Bien que le travail dans ce scénario inclurait toujours une biopsie cutanée, il inclurait également plusieurs cultures des lésions cutanées pour les champignons, les bactéries et les virus de l’herpès, ainsi que d’autres cultures telles que celles du sang, de l’urine et du liquide céphalo-rachidien le cas échéant. L’autre possibilité, bien sûr, est que les lésions cutanées ne sont absolument pas liées aux problèmes médicaux sous-jacents du bébé.

Quelles sont les preuves ?

Ota, T, Hata, Y, Tanikawa, A, Amagai, M, Tanaka, M, Nishikawa, T. « Folliculite pustuleuse éosinophile: L’indométacine comme premier choix de traitement”. Clin Exp Dermatol. vol. 26. 2001. p. 179 à 81. (Un article relativement récent sur cette condition décrivant un traitement réussi avec la combinaison d’UVB à bande étroite et d’indométacine.)

Ofuji, S. « Folliculite pustuleuse éosinophile »” Dermatologie.. vol. 174. 1987. p. 3 à 56. (Ceci est une revue historique de la folliculite pustuleuse éosinophile, également connue sous le nom de maladie d’Ofuji, par l’auteur pour qui la maladie sera plus tard nommée.)

Vicente, J, Espana, A, Idoate, M. « La folliculite pustuleuse éosinophile de l’enfance et l’acropustulose infantile sont-elles la même entité?”. Br J Dermatol. vol. 135. 1996. p. 807 à 9. (Ces auteurs affirment que l’acropustulose infantile et la folliculite pustuleuse éosinophile de l’enfance sont la même condition. Ils fondent leur argument sur les faits selon lesquels les deux conditions se présentent sous forme de pustules stériles pendant la petite enfance. Cependant, un point contre eux est que les lésions d’acropustulose sont remplies de neutrophiles prédominants par opposition aux éosinophiles.)

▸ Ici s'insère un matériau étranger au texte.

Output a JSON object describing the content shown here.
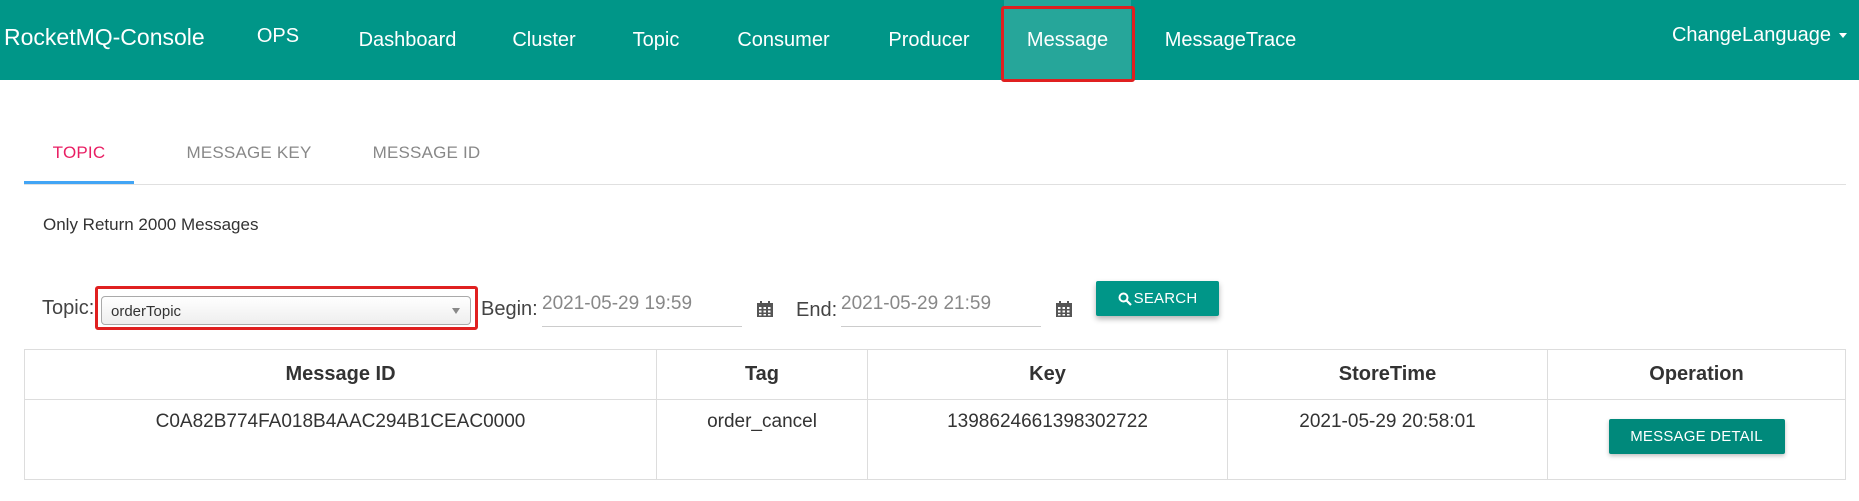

Buckley, DA, Munn, SE, Higgins, EM. « Folliculite pustuleuse éosinophile néonatale”. Clin Exp Dermatol. vol. 26. 2001. p. 251 à 55. (Un rapport de cas de cette affection survenant à un très jeune âge.)

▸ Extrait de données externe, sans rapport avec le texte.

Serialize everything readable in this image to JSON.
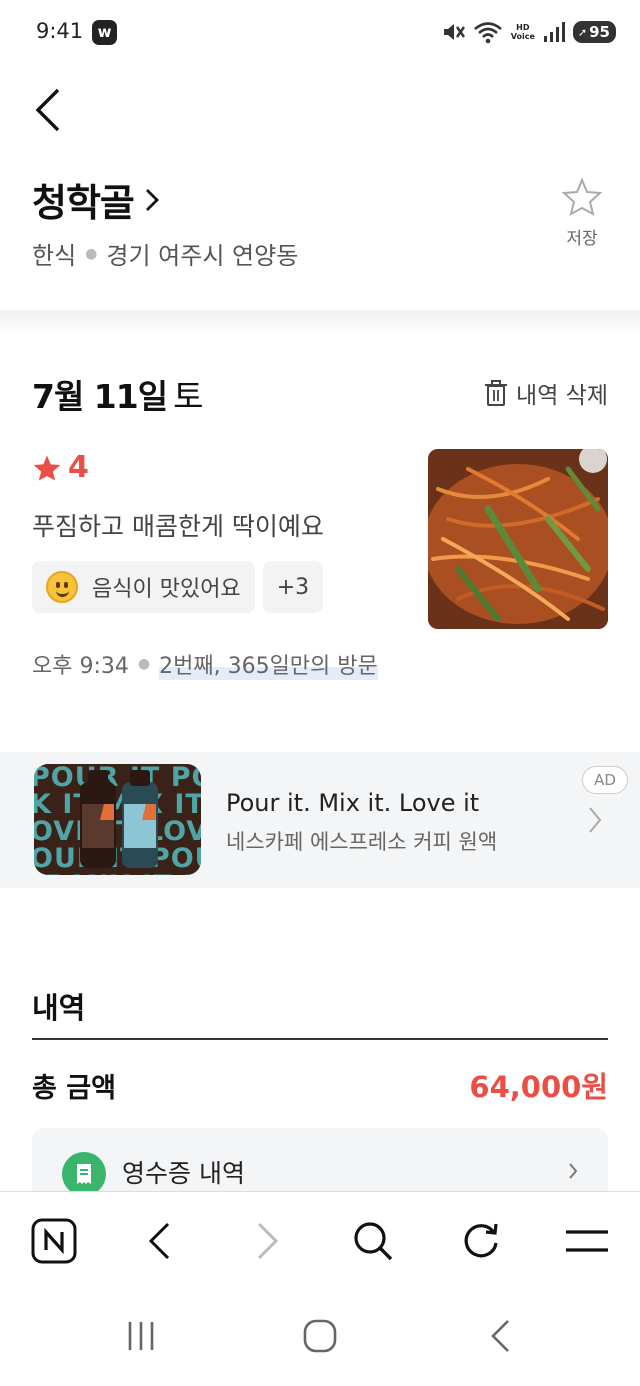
{
  "status_bar": {
    "time": "9:41",
    "app_badge": "w",
    "hd_voice": "HD\nVoice",
    "battery": "95"
  },
  "header": {
    "restaurant_name": "청학골",
    "category": "한식",
    "location": "경기 여주시 연양동",
    "save_label": "저장"
  },
  "visit": {
    "date": "7월 11일",
    "day_of_week": "토",
    "delete_label": "내역 삭제",
    "rating": "4",
    "review": "푸짐하고 매콤한게 딱이예요",
    "chips": [
      {
        "label": "음식이 맛있어요"
      },
      {
        "label": "+3"
      }
    ],
    "time": "오후 9:34",
    "visit_count": "2번째, 365일만의 방문"
  },
  "ad": {
    "title": "Pour it. Mix it. Love it",
    "description": "네스카페 에스프레소 커피 원액",
    "badge": "AD",
    "thumb_text": "POUR IT POUR\nK IT MIX IT MI\nOVE IT LOVE\nOUR IT POUR\nIT MIX IT MI"
  },
  "details": {
    "title": "내역",
    "total_label": "총 금액",
    "total_amount": "64,000원",
    "receipt_label": "영수증 내역"
  },
  "colors": {
    "accent_red": "#e94e47",
    "receipt_green": "#3bb56b"
  }
}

Giard, F, Marcoux, D, McCuaig, C. « Folliculite pustuleuse éosinophile (maladie d’Ofuji) dans l’enfance: examen de quatre cas”. Pediatr Dermatol. vol. 8. 1991. p. 189 à 93. (Un autre examen historique de quatre cas de polliculite pustuleuse éosinophile dans l’enfance.)

Fearfield, LA, Rowe, A, Francis, N. « Folliculite irritante et infection par le virus de l’immunodéficience humaine: Caractéristiques clinicopathologiques et immunologiques, pathogenèse et traitement”. Br J Derm. vol. 141. 1999. p. 3 à 11. (Un article de revue traitant de la folliculite éosionphilique chez le VIH. Les auteurs affirment qu’il s’agit d’une maladie des glandes sébacées où prédominent les éosinophiles et les lymphocytes CD8+. Ils suggèrent / proposent que la folliculite éosinophile associée au VIH est une maladie auto-immune avec le sébocyte ou un composant du sébocyte comme autoantigène.)